If the process proceeds to step F75, this means that the current laser beam irradiation is inappropriate (at least the raw sample died after processing), so the current laser beam irradiation conditions are changed. That is, the intensity of the current laser beam is adjusted to be weaker, or the current laser beam irradiation time is changed to be shortened.

These changed conditions are set for processing the next raw sample. With this change, the amount of laser light irradiated to the raw sample to be processed next time is smaller than the amount of laser light irradiated to the raw sample this time.

By repeating such changes, the irradiation amount is gradually adjusted to an appropriate level. In step F80, the presence or absence of a raw sample to be processed is checked, and if there is a raw sample to be processed (if processing has not been completed for all raw samples to be processed), the process returns to step F15. Then, the processing from step P15 to step F80 is repeated.

According to such an embodiment, it is possible to automatically process a raw sample (such as a living cell or a microorganism), thereby improving productivity.
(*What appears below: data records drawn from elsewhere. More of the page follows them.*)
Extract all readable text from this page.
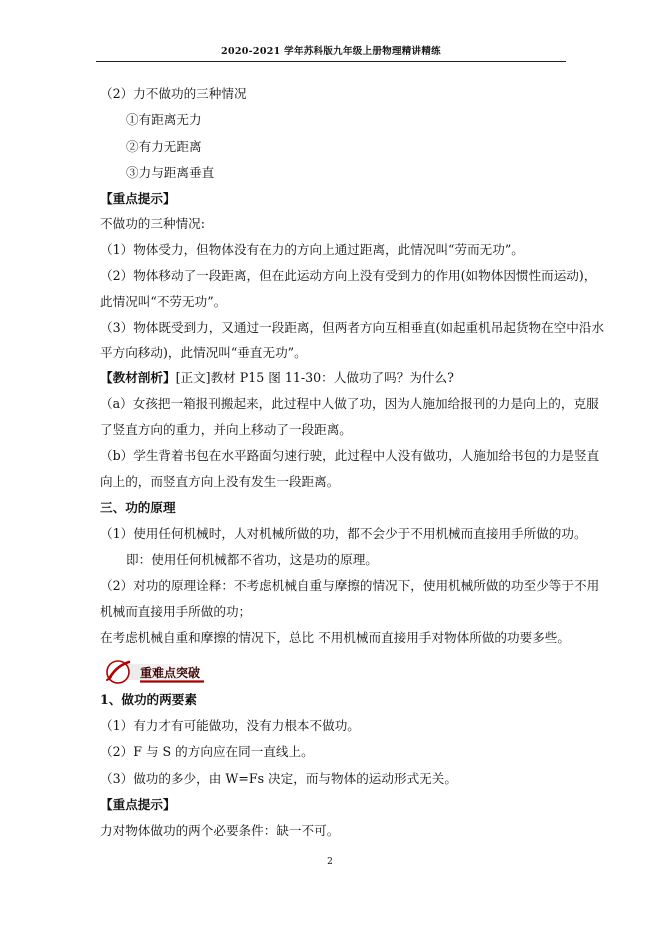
2020-2021 学年苏科版九年级上册物理精讲精练
（2）力不做功的三种情况
①有距离无力
②有力无距离
③力与距离垂直
【重点提示】
不做功的三种情况:
（1）物体受力，但物体没有在力的方向上通过距离，此情况叫“劳而无功”。
（2）物体移动了一段距离，但在此运动方向上没有受到力的作用(如物体因惯性而运动)，
此情况叫“不劳无功”。
（3）物体既受到力，又通过一段距离，但两者方向互相垂直(如起重机吊起货物在空中沿水
平方向移动)，此情况叫“垂直无功”。
【教材剖析】[正文]教材 P15 图 11-30：人做功了吗？为什么?
（a）女孩把一箱报刊搬起来，此过程中人做了功，因为人施加给报刊的力是向上的，克服
了竖直方向的重力，并向上移动了一段距离。
（b）学生背着书包在水平路面匀速行驶，此过程中人没有做功，人施加给书包的力是竖直
向上的，而竖直方向上没有发生一段距离。
三、功的原理
（1）使用任何机械时，人对机械所做的功，都不会少于不用机械而直接用手所做的功。
即：使用任何机械都不省功，这是功的原理。
（2）对功的原理诠释：不考虑机械自重与摩擦的情况下，使用机械所做的功至少等于不用
机械而直接用手所做的功；
在考虑机械自重和摩擦的情况下，总比 不用机械而直接用手对物体所做的功要多些。
重难点突破
1、做功的两要素
（1）有力才有可能做功，没有力根本不做功。
（2）F 与 S 的方向应在同一直线上。
（3）做功的多少，由 W=Fs 决定，而与物体的运动形式无关。
【重点提示】
力对物体做功的两个必要条件：缺一不可。
2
Additionally, this processing can significantly reduce the number of raw samples that die, greatly increasing yield.

〔Effect of the invention〕

As is clear from the above explanation, according to the present invention,
Laser light irradiation suitable for preserving the life of raw samples after laser processing can be realized.

[Brief explanation of drawings]

Figure Wi1 is a system configuration diagram in an embodiment of the present invention%
FIG. 2 is an operational flow diagram of the system of FIG. 1.

Claims (1)

[Claims] 1. In a raw sample laser processing method in which a raw sample is irradiated with a laser beam and the raw sample is processed, the state of the raw sample is imaged, and the shape of the imaged raw sample is compared to the shape before the laser beam irradiation. Compare the shape after laser light irradiation, and if the shape after laser light irradiation does not recover to the shape before laser light irradiation,
A method for laser processing a raw sample, characterized by adjusting the amount of laser light irradiation to be small.